Trump budget chief lets payday lenders get away with ripping off vets


Mick Mulvaney, the head of Trump's Consumer Financial Protection Bureau, wants to reward payday lenders at the expense of veterans and low-income Americans.

The Trump administration talks a lot about helping veterans. But when it comes down to it, they'll always take the opportunity to reward their cronies instead. And Mick Mulvaney is providing the latest appalling example.

Mulvaney, Trump's Office of Management and Budget (OMB) director, is also the head of the Consumer Financial Protection Bureau (CFPB). The CFPB is supposed to protect consumers from the bad acts of banks and payday lenders. But that's no longer happening.

And one of the groups that will suffer disproportionately from this lax enforcement is service members and veterans.

First, the Trump administration signaled that it didn't want to adopt an Obama-era CFPB rule that would have required payday lenders to consider potential borrowers' monthly expenses and ability to repay. Then Mulvaney killed an investigation into World Acceptance Corporation (WAC), even though it charged interest rates up to 237 percent. WAC also, not coincidentally, donated to Mulvaney's congressional campaigns.

Now, Mulvaney quietly decided not to sue another payday lender, National Credit Adjusters (NCA), that wrongly collected around $50 million. With the investigation tanked, consumers won't get a dime of those ill-gotten gains back. He's also considering scrapping investigations into three more payday lenders, all of which use aggressive high-pressure collections techniques and outright lie to consumers.

Payday lenders love to target the troops. They market to service members at twice the rate they pitch their wares to civilian families. They use clever, sleazy ways to create new types of loan packages to avoid constrictions of the Military Lending Act. That law is supposed to keep troops relatively safe from payday lenders.

And they set up storefronts near military bases to entice severely underpaid service members with the promise of a short-term loan to tide them over.

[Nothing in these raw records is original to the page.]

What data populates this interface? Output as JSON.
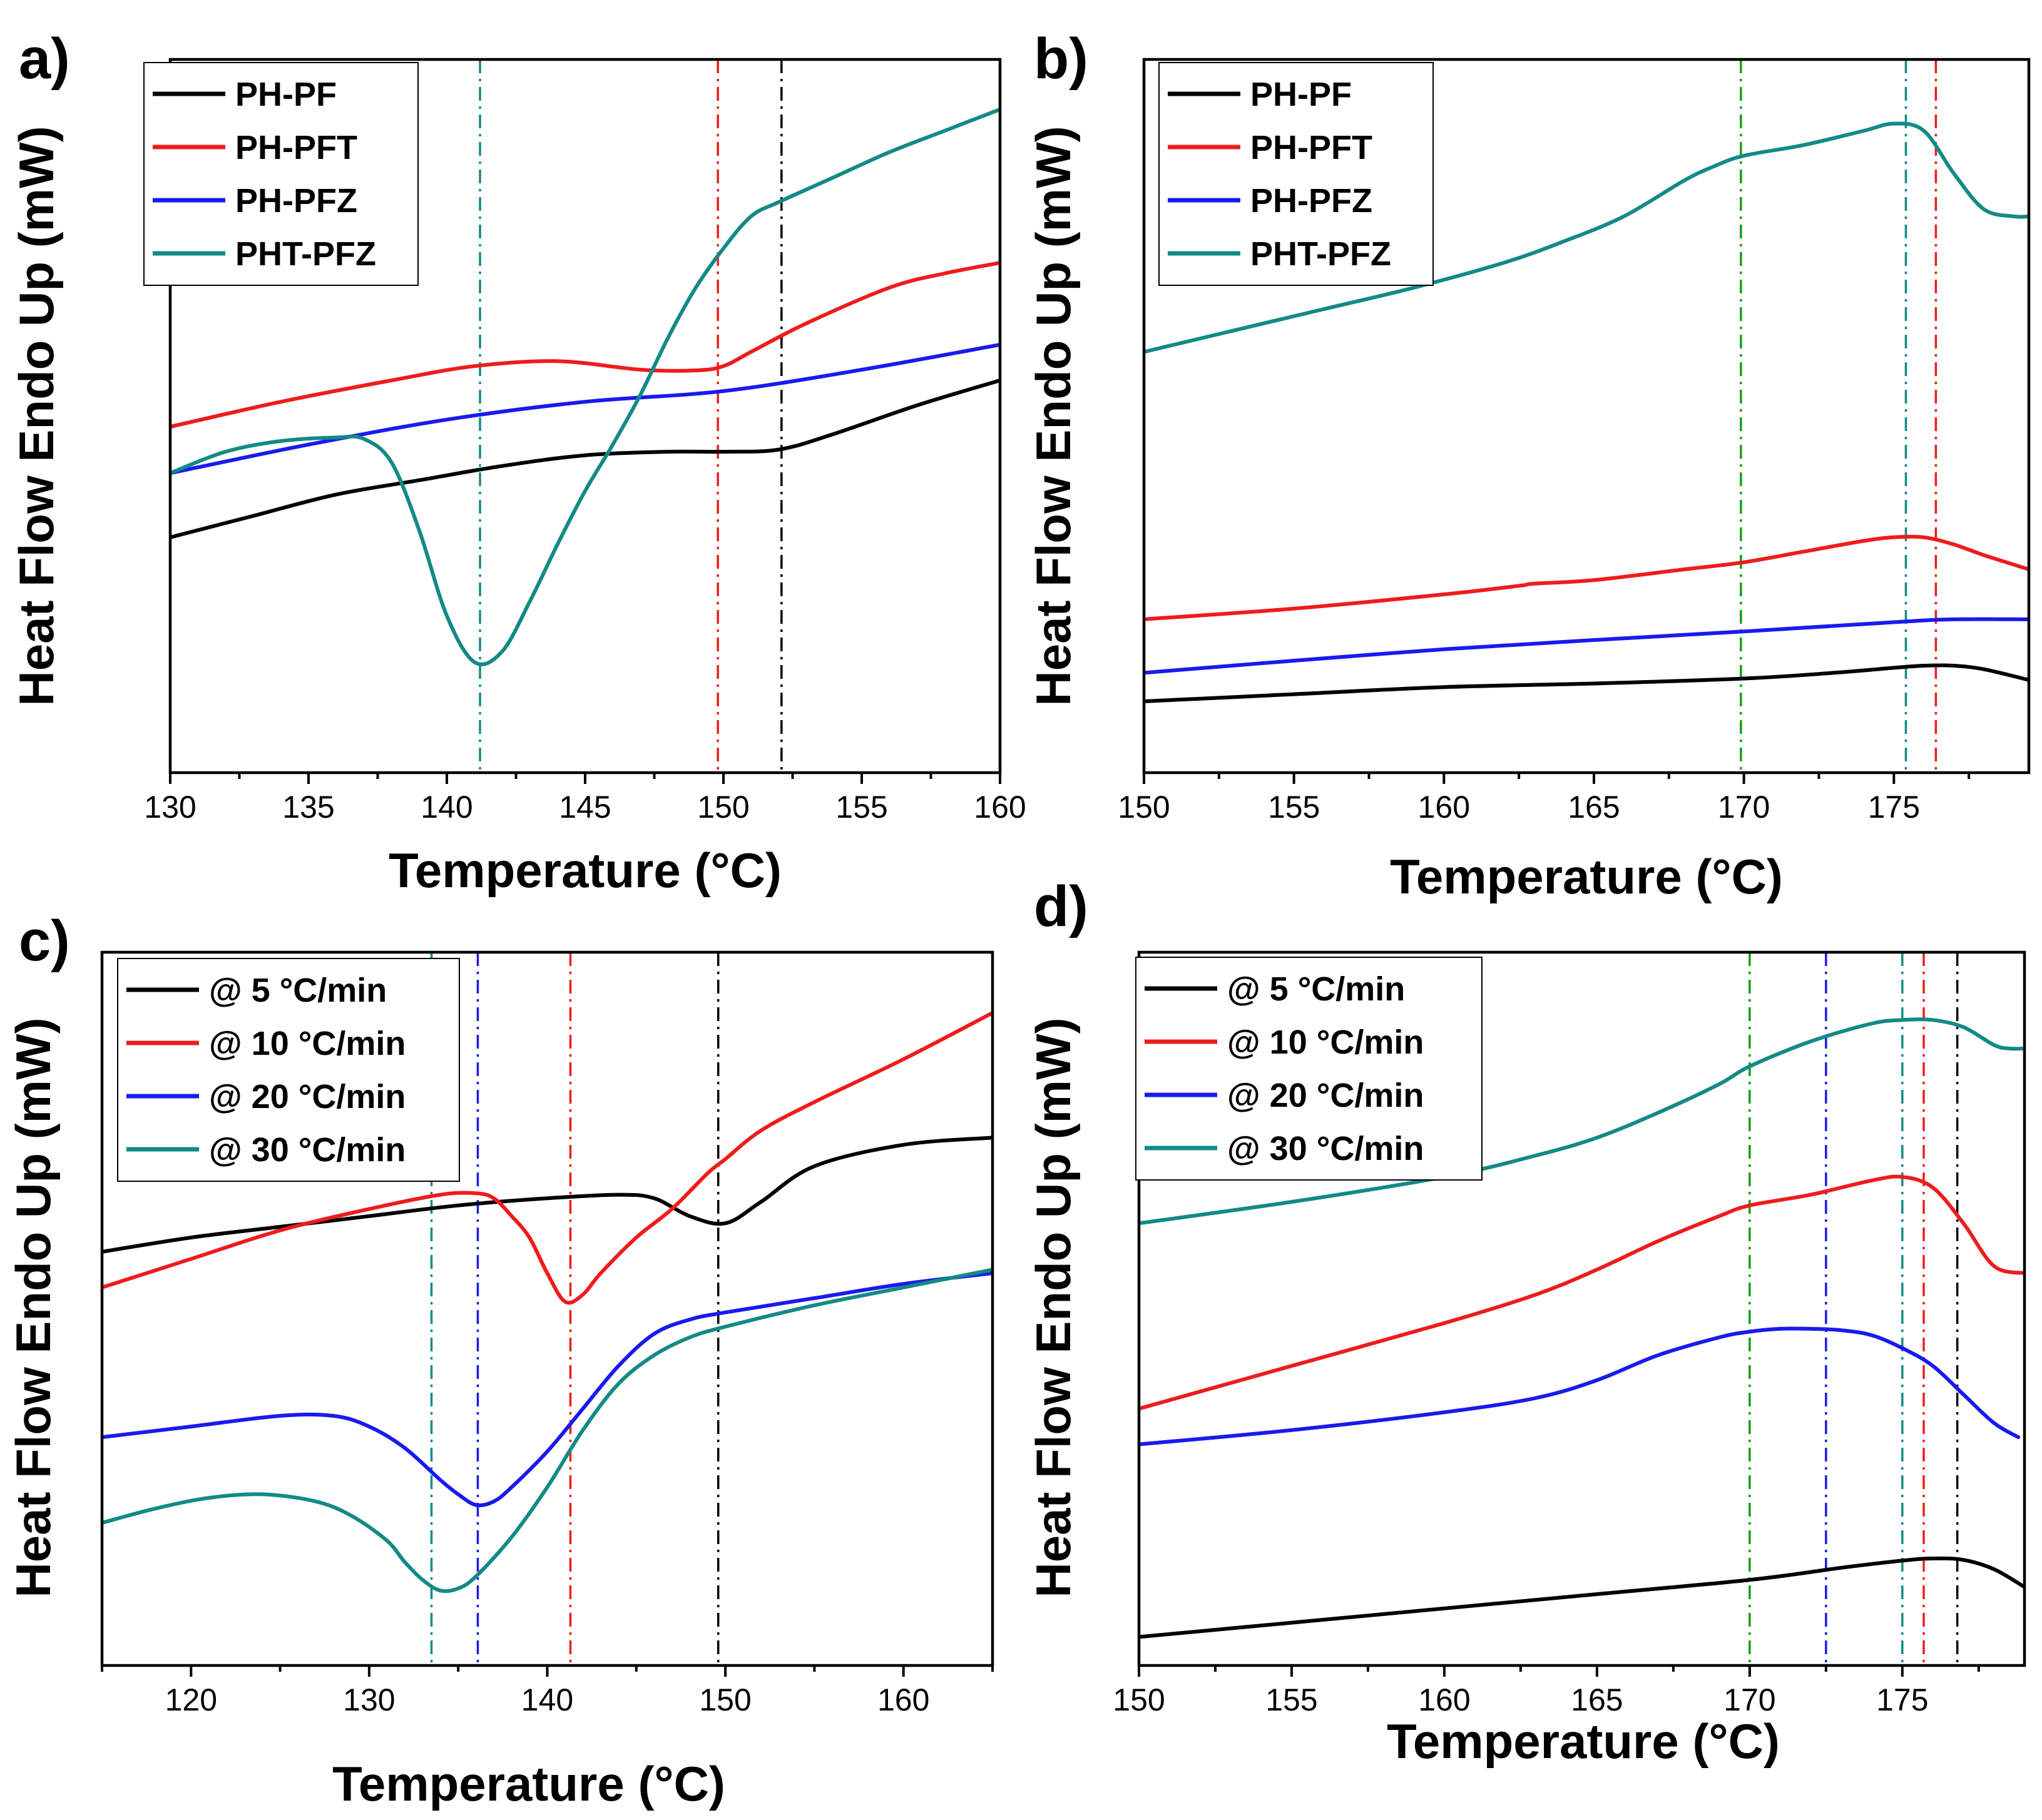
{
  "colors": {
    "black": "#000000",
    "red": "#ee1c1c",
    "blue": "#1a1aee",
    "teal": "#138a85",
    "green": "#12a012",
    "axis": "#000000"
  },
  "chart_data": [
    {
      "panel": "a)",
      "type": "line",
      "xlabel": "Temperature (°C)",
      "ylabel": "Heat Flow Endo Up (mW)",
      "xlim": [
        130,
        160
      ],
      "ylim": [
        0,
        100
      ],
      "xticks": [
        "130",
        "135",
        "140",
        "145",
        "150",
        "155",
        "160"
      ],
      "legend_position": "top-left",
      "series": [
        {
          "name": "PH-PF",
          "color": "#000000",
          "x": [
            130,
            133,
            136,
            139,
            142,
            145,
            148,
            150,
            152,
            154,
            157,
            160
          ],
          "y": [
            33,
            36,
            39,
            41,
            43,
            44.5,
            45,
            45,
            45.3,
            47.5,
            51.5,
            55
          ]
        },
        {
          "name": "PH-PFT",
          "color": "#ee1c1c",
          "x": [
            130,
            134,
            138,
            141,
            144,
            147,
            149,
            150,
            151,
            153,
            156,
            158,
            160
          ],
          "y": [
            48.5,
            52,
            55,
            57,
            57.7,
            56.5,
            56.4,
            57,
            59,
            63,
            68,
            70,
            71.5
          ]
        },
        {
          "name": "PH-PFZ",
          "color": "#1a1aee",
          "x": [
            130,
            135,
            140,
            145,
            150,
            155,
            160
          ],
          "y": [
            42,
            46,
            49.5,
            52,
            53.5,
            56.5,
            60
          ]
        },
        {
          "name": "PHT-PFZ",
          "color": "#138a85",
          "x": [
            130,
            132,
            134,
            136,
            137,
            138,
            139,
            140,
            141,
            142,
            143,
            144,
            145,
            146,
            147,
            148,
            149,
            150,
            151,
            152,
            154,
            156,
            158,
            160
          ],
          "y": [
            42,
            45,
            46.5,
            47,
            46.8,
            43.5,
            34,
            22,
            15.5,
            17,
            24,
            32,
            39.5,
            46,
            53,
            61,
            68,
            73.5,
            78,
            80,
            83.5,
            87,
            90,
            93
          ]
        }
      ],
      "vlines": [
        {
          "x": 141.2,
          "color": "#138a85"
        },
        {
          "x": 149.8,
          "color": "#ee1c1c"
        },
        {
          "x": 152.1,
          "color": "#000000"
        }
      ]
    },
    {
      "panel": "b)",
      "type": "line",
      "xlabel": "Temperature (°C)",
      "ylabel": "Heat Flow Endo Up (mW)",
      "xlim": [
        150,
        179.5
      ],
      "ylim": [
        0,
        100
      ],
      "xticks": [
        "150",
        "155",
        "160",
        "165",
        "170",
        "175"
      ],
      "legend_position": "top-left",
      "series": [
        {
          "name": "PH-PF",
          "color": "#000000",
          "x": [
            150,
            155,
            160,
            165,
            170,
            173,
            175,
            176,
            177,
            178,
            179.5
          ],
          "y": [
            10,
            11,
            12,
            12.5,
            13.2,
            14,
            14.7,
            15,
            15,
            14.5,
            13
          ]
        },
        {
          "name": "PH-PFT",
          "color": "#ee1c1c",
          "x": [
            150,
            155,
            160,
            162.5,
            163,
            165,
            168,
            170,
            172,
            174,
            175,
            176,
            177,
            178,
            179.5
          ],
          "y": [
            21.5,
            23,
            25,
            26.2,
            26.5,
            27,
            28.5,
            29.5,
            31,
            32.5,
            33,
            33,
            32,
            30.5,
            28.5
          ]
        },
        {
          "name": "PH-PFZ",
          "color": "#1a1aee",
          "x": [
            150,
            155,
            160,
            165,
            170,
            175,
            177,
            179.5
          ],
          "y": [
            14,
            15.7,
            17.3,
            18.6,
            19.8,
            21.1,
            21.5,
            21.5
          ]
        },
        {
          "name": "PHT-PFZ",
          "color": "#138a85",
          "x": [
            150,
            153,
            156,
            159,
            162,
            164,
            166,
            168,
            169,
            170,
            172,
            174,
            175,
            176,
            177,
            178,
            179,
            179.5
          ],
          "y": [
            59,
            62,
            65,
            68,
            71.5,
            74.5,
            78,
            83,
            85,
            86.5,
            88,
            90,
            91,
            90,
            84,
            79,
            78,
            78
          ]
        }
      ],
      "vlines": [
        {
          "x": 169.9,
          "color": "#12a012"
        },
        {
          "x": 175.4,
          "color": "#138a85"
        },
        {
          "x": 176.4,
          "color": "#ee1c1c"
        }
      ]
    },
    {
      "panel": "c)",
      "type": "line",
      "xlabel": "Temperature (°C)",
      "ylabel": "Heat Flow Endo Up (mW)",
      "xlim": [
        115,
        165
      ],
      "ylim": [
        0,
        100
      ],
      "xticks": [
        "120",
        "130",
        "140",
        "150",
        "160"
      ],
      "legend_position": "top-left",
      "series": [
        {
          "name": "@ 5 °C/min",
          "color": "#000000",
          "x": [
            115,
            120,
            125,
            130,
            135,
            140,
            144,
            146,
            148,
            150,
            152,
            155,
            160,
            165
          ],
          "y": [
            58,
            60,
            61.5,
            63,
            64.5,
            65.5,
            66,
            65.5,
            63,
            62,
            65,
            70,
            73,
            74
          ]
        },
        {
          "name": "@ 10 °C/min",
          "color": "#ee1c1c",
          "x": [
            115,
            120,
            125,
            130,
            134,
            136,
            137,
            138,
            139,
            140,
            141,
            142,
            143,
            145,
            147,
            149,
            150,
            152,
            155,
            160,
            165
          ],
          "y": [
            53,
            57,
            61,
            64,
            66,
            66.2,
            65.5,
            63,
            60,
            55,
            51,
            52,
            55,
            60,
            64,
            69,
            71,
            75,
            79,
            85,
            91.5
          ]
        },
        {
          "name": "@ 20 °C/min",
          "color": "#1a1aee",
          "x": [
            115,
            120,
            125,
            128,
            130,
            132,
            134,
            135,
            136,
            137,
            138,
            140,
            142,
            144,
            146,
            148,
            150,
            155,
            160,
            165
          ],
          "y": [
            32,
            33.5,
            35,
            35,
            33.5,
            30.5,
            26,
            24,
            22.5,
            23,
            25,
            30,
            36,
            42,
            46.5,
            48.5,
            49.5,
            51.5,
            53.5,
            55
          ]
        },
        {
          "name": "@ 30 °C/min",
          "color": "#138a85",
          "x": [
            115,
            118,
            121,
            124,
            127,
            129,
            131,
            132,
            133,
            134,
            135,
            136,
            138,
            140,
            142,
            144,
            146,
            148,
            150,
            155,
            160,
            165
          ],
          "y": [
            20,
            22,
            23.5,
            24,
            23,
            21,
            17.5,
            14.5,
            12,
            10.5,
            10.8,
            12.5,
            18,
            25,
            33,
            39.5,
            43.5,
            46,
            47.5,
            50.5,
            53,
            55.5
          ]
        }
      ],
      "vlines": [
        {
          "x": 133.5,
          "color": "#138a85"
        },
        {
          "x": 136.1,
          "color": "#1a1aee"
        },
        {
          "x": 141.3,
          "color": "#ee1c1c"
        },
        {
          "x": 149.6,
          "color": "#000000"
        }
      ]
    },
    {
      "panel": "d)",
      "type": "line",
      "xlabel": "Temperature (°C)",
      "ylabel": "Heat Flow Endo Up (mW)",
      "xlim": [
        150,
        179
      ],
      "ylim": [
        0,
        100
      ],
      "xticks": [
        "150",
        "155",
        "160",
        "165",
        "170",
        "175"
      ],
      "legend_position": "top-left",
      "series": [
        {
          "name": "@ 5 °C/min",
          "color": "#000000",
          "x": [
            150,
            155,
            160,
            165,
            170,
            173,
            175,
            176,
            177,
            178,
            179
          ],
          "y": [
            4,
            6,
            8,
            10,
            12,
            13.7,
            14.7,
            15,
            14.8,
            13.5,
            11
          ]
        },
        {
          "name": "@ 10 °C/min",
          "color": "#ee1c1c",
          "x": [
            150,
            155,
            160,
            163,
            165,
            167,
            169,
            170,
            172,
            174,
            175,
            176,
            177,
            178,
            179
          ],
          "y": [
            36,
            42,
            48,
            52,
            55.5,
            59.5,
            63,
            64.5,
            66,
            68,
            68.5,
            67,
            62,
            56,
            55
          ]
        },
        {
          "name": "@ 20 °C/min",
          "color": "#1a1aee",
          "x": [
            150,
            155,
            160,
            163,
            165,
            167,
            169,
            170,
            171,
            172,
            173,
            174,
            175,
            176,
            177,
            178,
            178.8
          ],
          "y": [
            31,
            33,
            35.5,
            37.5,
            40,
            43.5,
            46,
            46.8,
            47.2,
            47.2,
            47,
            46.3,
            44.5,
            42,
            38,
            34,
            32
          ]
        },
        {
          "name": "@ 30 °C/min",
          "color": "#138a85",
          "x": [
            150,
            155,
            160,
            163,
            165,
            167,
            169,
            170,
            172,
            174,
            175,
            176,
            177,
            178,
            178.5,
            179
          ],
          "y": [
            62,
            65,
            68.5,
            71.5,
            74,
            77.5,
            81.5,
            84,
            87.5,
            90,
            90.5,
            90.5,
            89.5,
            87,
            86.5,
            86.5
          ]
        }
      ],
      "vlines": [
        {
          "x": 170,
          "color": "#12a012"
        },
        {
          "x": 172.5,
          "color": "#1a1aee"
        },
        {
          "x": 175,
          "color": "#138a85"
        },
        {
          "x": 175.7,
          "color": "#ee1c1c"
        },
        {
          "x": 176.8,
          "color": "#000000"
        }
      ]
    }
  ]
}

But those loans get rolled over again and again until service members are in a debt trap that they can't get out of. They rack up hundreds, sometimes thousands, of dollars of interest and rollover payments on loans of around $300.

It's almost as if, after giving service members a minimal pay raise, the administration just couldn't help itself. It needed to find another way to take money out of their pockets.

"Anyone who has served knows that despite our best efforts, payday lenders continue to target our troops, and take advantage of them," Will Fischer, Iraq War veteran and director of government relations for VoteVets, said in a statement to Shareblue Media. "It certainly looks like [Mulvaney and Trump] are out to help payday lenders and their tawdry money-making scheme."

Fischer added that "it shows a real lack of commitment by this administration to improve the financial well-being of those who serve, for them to let these payday lenders off the hook."

Payday lenders actively harm members of the military. Any administration that considers themselves a friend of the troops could take easy steps to protect them.

But Trump and Mulvaney didn't before and they won't now — and they probably never will.